The BenQ W100 digital home theater projector offers a reasonably well laid out menu system that is very easy to navigate. In addition, after some basic initial setup options (like how long you want menus to appear on the screen before they turn off, or what background color gets projected if there is no source signal), most features are directly accessable from the remote with specific buttons (Brightness, Contrast...).
The image is the main image menu (you can see the 5 different main menus across the top). BenQ doesn't give them formal names. Note in particular, that the image shows Movie as the preset (application mode) and Color Temp is T2. In reality, we did most viewing of movies, set for Cinema, and primarily used T4 which is the correct color temperature for movies (6500K).
This deals with audio (yep, the BenQ has a speaker), OSD time (how long the menus stay on the screen, and other general settings, these are all pretty much "set once and forget" settings.
The other "settings menu, below, shows settings for ceiling mounting or rear screen, as well as whether you want the projector to automatically scan for a live source (most people prefer this off, as it can be pain). There's a high altitude mode where the fan runs faster, for you mountain folks (or those with a hot room?) And of greatest interest is the Lamp Power mode labeled Economic mode, which controls the projector's brightness (and lamp life).
In addition there is a status menu, and an aspect ratio menu, neither merit images.
User Memory Settings
This is too easy - the BenQ doesn't have any user savable settings.

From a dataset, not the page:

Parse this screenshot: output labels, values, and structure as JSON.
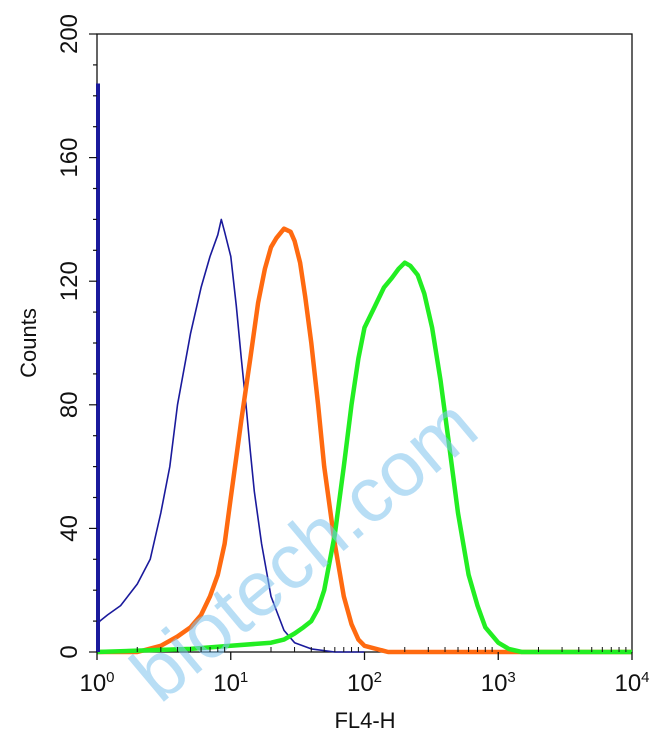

It does however remember the previous settings for a device. If you were watching a DVD for example, in Cinema mode with a T4 color setting, and switched to HDTV in Family room mode with a T3 setting, when you next go back to the DVD, the projector will be back in Cinema and T4, etc. For a projector designed for the simplest effort in operation, that's about all you need!
BenQ W100 as a Business Projector
While it can be used for business, and thanks to a 7 segment wheel (one is clear) for extra lumens, it's not bad on your basic Powerpoint type presentation, but if you are trying to do small type, such as email, spreadsheets, and Word documents, the compression of taking a typical 1024x768 laptop down to a usable 640x480 (for normal 4:3 computers) means hard to read, not pretty text. For the occasional presenter, sticking to large type presentations, it may be OK, and if you are a widescreen laptop user, with a 1280x800 laptop (like my Dell), it does do the widescreen well, but the compression is still a problem.